Родион Кочетков прошелся вдоль низкого забора, осматривая здание школы. Типовое здание, каких в Москве десятки. Не заходя на территорию школы, он вернулся к оставленной на обочине машине.
– Ну что? – спросил его Олег Коваль, который несколько минут назад разговаривал с Маратом.
– Поехали, – бросил Родион, садясь в кресло пассажира и прикуривая сигарету. – Крутиться здесь не будем. Поезжай на Кутузовский, там есть точно такая же школа.
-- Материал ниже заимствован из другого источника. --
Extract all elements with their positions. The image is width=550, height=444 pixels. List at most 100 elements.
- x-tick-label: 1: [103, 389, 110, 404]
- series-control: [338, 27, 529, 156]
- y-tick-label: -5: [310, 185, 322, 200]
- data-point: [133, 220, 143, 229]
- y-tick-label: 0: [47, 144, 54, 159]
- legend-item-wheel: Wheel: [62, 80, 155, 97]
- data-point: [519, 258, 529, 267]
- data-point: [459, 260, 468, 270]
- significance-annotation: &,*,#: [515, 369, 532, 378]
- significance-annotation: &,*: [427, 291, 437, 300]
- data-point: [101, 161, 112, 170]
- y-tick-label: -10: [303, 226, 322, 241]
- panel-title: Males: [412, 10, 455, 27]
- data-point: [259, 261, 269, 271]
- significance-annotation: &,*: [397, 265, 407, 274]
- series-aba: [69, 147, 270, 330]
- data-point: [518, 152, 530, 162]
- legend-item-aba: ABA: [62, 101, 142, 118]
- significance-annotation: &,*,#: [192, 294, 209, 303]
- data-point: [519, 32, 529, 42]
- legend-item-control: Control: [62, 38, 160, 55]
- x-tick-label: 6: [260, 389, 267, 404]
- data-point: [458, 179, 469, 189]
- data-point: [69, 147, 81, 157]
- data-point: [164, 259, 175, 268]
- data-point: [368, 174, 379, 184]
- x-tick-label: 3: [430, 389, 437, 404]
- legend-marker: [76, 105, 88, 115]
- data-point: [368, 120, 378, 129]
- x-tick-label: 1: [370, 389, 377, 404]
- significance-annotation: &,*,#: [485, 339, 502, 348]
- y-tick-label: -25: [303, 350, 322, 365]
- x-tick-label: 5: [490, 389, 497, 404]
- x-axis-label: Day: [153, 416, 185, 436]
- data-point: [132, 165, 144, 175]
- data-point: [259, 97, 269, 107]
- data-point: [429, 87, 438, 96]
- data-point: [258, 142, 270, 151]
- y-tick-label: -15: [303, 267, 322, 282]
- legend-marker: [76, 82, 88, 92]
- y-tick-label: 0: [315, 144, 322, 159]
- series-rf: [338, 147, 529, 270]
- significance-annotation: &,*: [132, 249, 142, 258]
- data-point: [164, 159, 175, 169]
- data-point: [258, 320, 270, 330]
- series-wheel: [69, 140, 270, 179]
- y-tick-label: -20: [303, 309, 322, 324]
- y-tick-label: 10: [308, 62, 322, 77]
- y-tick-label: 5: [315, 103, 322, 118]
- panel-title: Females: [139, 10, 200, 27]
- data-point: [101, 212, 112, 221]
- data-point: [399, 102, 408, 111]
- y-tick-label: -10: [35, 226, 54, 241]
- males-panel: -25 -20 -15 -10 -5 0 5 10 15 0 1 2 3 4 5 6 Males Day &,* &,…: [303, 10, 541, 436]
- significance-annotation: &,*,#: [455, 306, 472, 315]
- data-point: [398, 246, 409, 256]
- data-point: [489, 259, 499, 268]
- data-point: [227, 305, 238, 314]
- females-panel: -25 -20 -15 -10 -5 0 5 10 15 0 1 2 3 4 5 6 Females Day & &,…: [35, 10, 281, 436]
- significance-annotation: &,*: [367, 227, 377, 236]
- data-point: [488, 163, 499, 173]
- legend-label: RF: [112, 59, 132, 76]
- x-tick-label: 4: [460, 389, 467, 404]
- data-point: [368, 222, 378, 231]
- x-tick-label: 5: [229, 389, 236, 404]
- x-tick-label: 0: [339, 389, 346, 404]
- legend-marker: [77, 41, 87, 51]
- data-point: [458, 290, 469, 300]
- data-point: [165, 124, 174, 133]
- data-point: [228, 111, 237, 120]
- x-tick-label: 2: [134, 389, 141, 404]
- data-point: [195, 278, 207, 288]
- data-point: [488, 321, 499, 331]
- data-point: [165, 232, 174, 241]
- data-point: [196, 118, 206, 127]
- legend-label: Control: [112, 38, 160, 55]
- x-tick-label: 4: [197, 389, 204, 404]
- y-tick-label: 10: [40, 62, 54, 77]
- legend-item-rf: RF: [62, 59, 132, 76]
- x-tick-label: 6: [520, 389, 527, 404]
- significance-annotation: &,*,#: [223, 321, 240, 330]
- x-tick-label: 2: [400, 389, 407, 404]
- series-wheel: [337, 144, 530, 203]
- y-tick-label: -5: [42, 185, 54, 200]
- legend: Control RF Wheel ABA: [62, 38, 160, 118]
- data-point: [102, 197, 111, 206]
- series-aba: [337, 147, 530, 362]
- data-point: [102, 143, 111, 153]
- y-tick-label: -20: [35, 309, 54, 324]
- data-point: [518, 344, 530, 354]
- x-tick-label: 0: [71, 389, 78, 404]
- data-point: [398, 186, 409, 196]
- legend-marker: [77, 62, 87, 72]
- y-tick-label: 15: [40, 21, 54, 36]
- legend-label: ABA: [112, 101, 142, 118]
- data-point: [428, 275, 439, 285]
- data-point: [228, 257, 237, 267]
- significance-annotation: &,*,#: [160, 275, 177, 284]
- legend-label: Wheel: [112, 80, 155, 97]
По ней и будем решать.
– Почему так далеко? – Коваль завел двигатель. – Я знаю такую же школу гораздо ближе.
– Чем дальше, тем лучше. Береженого Бог бережет.
– А небереженого конвой стережет, – добавил Коваль, выезжая на Киевскую.
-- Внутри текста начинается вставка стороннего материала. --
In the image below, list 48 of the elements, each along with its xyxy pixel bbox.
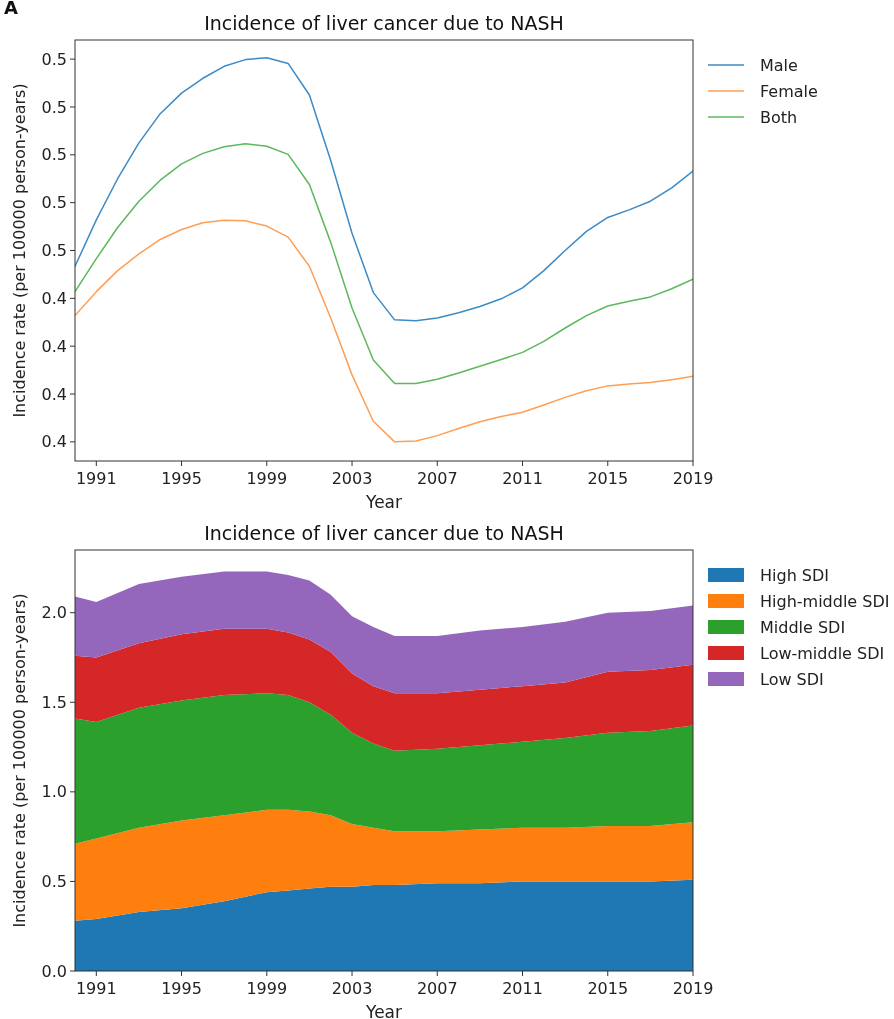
y-tick-label: 0.5 xyxy=(41,193,67,213)
legend-label: Low SDI xyxy=(760,670,824,689)
y-axis-title: Incidence rate (per 100000 person-years) xyxy=(10,83,29,418)
x-tick-label: 2015 xyxy=(587,979,629,998)
y-tick-label: 2.0 xyxy=(41,603,67,623)
y-tick-label: 0.0 xyxy=(41,961,67,981)
y-tick-label: 1.0 xyxy=(41,782,67,802)
y-tick-label: 0.5 xyxy=(41,145,67,165)
legend-label: Female xyxy=(760,82,818,101)
x-axis-title: Year xyxy=(365,492,402,512)
y-tick-label: 0.4 xyxy=(41,336,67,356)
y-tick-label: 0.5 xyxy=(41,97,67,117)
y-tick-label: 0.5 xyxy=(41,241,67,261)
x-tick-label: 2015 xyxy=(587,469,629,488)
line-series xyxy=(75,219,693,443)
x-tick-label: 2011 xyxy=(502,469,543,488)
x-tick-label: 1991 xyxy=(75,979,117,998)
y-axis-title: Incidence rate (per 100000 person-years) xyxy=(10,593,29,928)
chart-title: Incidence of liver cancer due to NASH xyxy=(204,522,564,544)
x-tick-label: 1995 xyxy=(161,979,202,998)
y-tick-label: 0.4 xyxy=(41,384,67,404)
y-tick-label: 0.4 xyxy=(41,432,67,452)
x-tick-label: 2007 xyxy=(416,979,458,998)
legend-label: High SDI xyxy=(760,566,830,585)
legend-label: Middle SDI xyxy=(760,618,846,637)
y-tick-label: 0.5 xyxy=(41,872,67,892)
x-tick-label: 2003 xyxy=(331,979,373,998)
x-tick-label: 1991 xyxy=(75,469,117,488)
x-tick-label: 2019 xyxy=(672,469,714,488)
x-tick-label: 1999 xyxy=(246,979,288,998)
legend-label: High-middle SDI xyxy=(760,592,890,611)
chart-title: Incidence of liver cancer due to NASH xyxy=(204,12,564,34)
x-tick-label: 2003 xyxy=(331,469,373,488)
x-tick-label: 1999 xyxy=(246,469,288,488)
y-tick-label: 0.4 xyxy=(41,288,67,308)
line-series xyxy=(75,143,693,385)
legend-label: Both xyxy=(760,108,798,127)
x-tick-label: 2007 xyxy=(416,469,458,488)
y-tick-label: 1.5 xyxy=(41,692,67,712)
x-tick-label: 2019 xyxy=(672,979,714,998)
line-series xyxy=(75,56,693,322)
y-tick-label: 0.5 xyxy=(41,49,67,69)
x-tick-label: 2011 xyxy=(502,979,543,998)
x-tick-label: 1995 xyxy=(161,469,202,488)
text: A xyxy=(4,0,18,18)
legend-label: Low-middle SDI xyxy=(760,644,885,663)
x-axis-title: Year xyxy=(365,1002,402,1019)
legend-label: Male xyxy=(760,56,798,75)
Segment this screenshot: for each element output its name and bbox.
Родион посмотрел на него хмуро.
На Кутузовском проспекте Коваль запарковал машину во дворе, в конце школьного футбольного поля. Сейчас на нем гоняли мяч человек десять пацанов, играя в одни ворота. Выйдя из машины, Коваль и Кочетков пошли вдоль поля, шурша ботинками по гравийному покрытию беговой дорожки. У противоположных ворот они присели на одну из лавочек и закурили.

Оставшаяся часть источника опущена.